»Und sind sie damit einverstanden?«
Cane zuckte die Achseln. »Ich möchte nicht gerade sagen, daß sie sich darüber gefreut hätten. Aber.«
Aber sie haben es akzeptiert. Und die Hurensöhne haben mir kein Sterbenswort gesagt.
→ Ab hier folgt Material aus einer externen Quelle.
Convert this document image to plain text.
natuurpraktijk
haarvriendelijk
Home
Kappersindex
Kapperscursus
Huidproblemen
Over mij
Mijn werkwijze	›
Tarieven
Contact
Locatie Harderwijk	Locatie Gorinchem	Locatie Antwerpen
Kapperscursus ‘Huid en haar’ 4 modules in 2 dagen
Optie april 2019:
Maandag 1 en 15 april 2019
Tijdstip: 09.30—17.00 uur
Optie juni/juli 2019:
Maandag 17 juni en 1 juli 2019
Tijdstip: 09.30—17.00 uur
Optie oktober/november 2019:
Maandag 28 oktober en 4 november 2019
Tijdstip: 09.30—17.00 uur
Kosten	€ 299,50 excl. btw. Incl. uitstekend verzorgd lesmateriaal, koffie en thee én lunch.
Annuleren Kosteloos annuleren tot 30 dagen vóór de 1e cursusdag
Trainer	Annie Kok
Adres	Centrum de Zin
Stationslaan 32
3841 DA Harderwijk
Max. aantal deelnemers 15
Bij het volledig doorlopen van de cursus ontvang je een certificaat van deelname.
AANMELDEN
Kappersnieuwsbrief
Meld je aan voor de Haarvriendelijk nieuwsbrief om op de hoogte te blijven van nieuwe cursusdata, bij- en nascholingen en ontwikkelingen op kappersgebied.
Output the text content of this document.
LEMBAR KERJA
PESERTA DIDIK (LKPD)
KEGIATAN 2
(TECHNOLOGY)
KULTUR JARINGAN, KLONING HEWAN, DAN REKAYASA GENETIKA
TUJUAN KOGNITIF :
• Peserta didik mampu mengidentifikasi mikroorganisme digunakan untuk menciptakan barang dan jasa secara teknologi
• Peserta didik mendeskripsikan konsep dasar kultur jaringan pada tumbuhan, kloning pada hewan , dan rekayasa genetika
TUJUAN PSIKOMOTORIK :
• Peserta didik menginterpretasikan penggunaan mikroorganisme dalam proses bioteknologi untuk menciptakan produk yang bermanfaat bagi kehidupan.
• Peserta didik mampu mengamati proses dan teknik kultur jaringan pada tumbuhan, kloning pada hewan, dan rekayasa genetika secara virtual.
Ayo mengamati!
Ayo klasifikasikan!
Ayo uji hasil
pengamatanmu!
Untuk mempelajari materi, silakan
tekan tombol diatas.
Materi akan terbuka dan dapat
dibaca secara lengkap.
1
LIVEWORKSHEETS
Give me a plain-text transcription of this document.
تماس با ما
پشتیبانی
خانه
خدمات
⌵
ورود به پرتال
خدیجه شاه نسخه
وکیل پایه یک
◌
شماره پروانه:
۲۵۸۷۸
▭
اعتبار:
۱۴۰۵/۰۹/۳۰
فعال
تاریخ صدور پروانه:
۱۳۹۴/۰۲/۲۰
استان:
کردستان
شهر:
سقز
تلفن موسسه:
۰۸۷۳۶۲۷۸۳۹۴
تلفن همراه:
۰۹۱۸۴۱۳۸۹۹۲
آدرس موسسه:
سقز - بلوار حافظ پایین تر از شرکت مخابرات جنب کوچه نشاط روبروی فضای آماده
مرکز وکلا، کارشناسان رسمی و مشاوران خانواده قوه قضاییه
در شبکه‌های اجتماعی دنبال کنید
»Hören Sie, Art. Tun Sie das nicht. Wir haben ein gutes Schiff gebaut. Und an der Arbeitsorganisation gibt es auch nichts zu beanstanden. Wir müssen nur noch ein paar Feinabstimmungen vornehmen, und dann machen wir einen Durchmarsch zum Mars. Es ist alles in Ordnung, Art. Davon bin ich überzeugt.«
»Das glaube ich Ihnen«, sagte Cane. Seine Stimme war nun härter und kälter. »Das Problem ist nur, JK, daß außer mir kaum noch jemand daran glaubt.«
Lee flog nach Hause und erzählte Jennine, was vorgefallen war. Er spürte einen Anflug von Zorn und Ressentiment. »Ich hoffe, das freut dich. Ich hoffe, das ist eine gute Nachricht für dich.«
Trotz dieser sinnlosen Provokation erschien kein Ausdruck der Verärgerung auf ihrem müden, eingefallenen Gesicht. »Ach, JK.« Sie ging zu ihm hinüber und umarmte ihn.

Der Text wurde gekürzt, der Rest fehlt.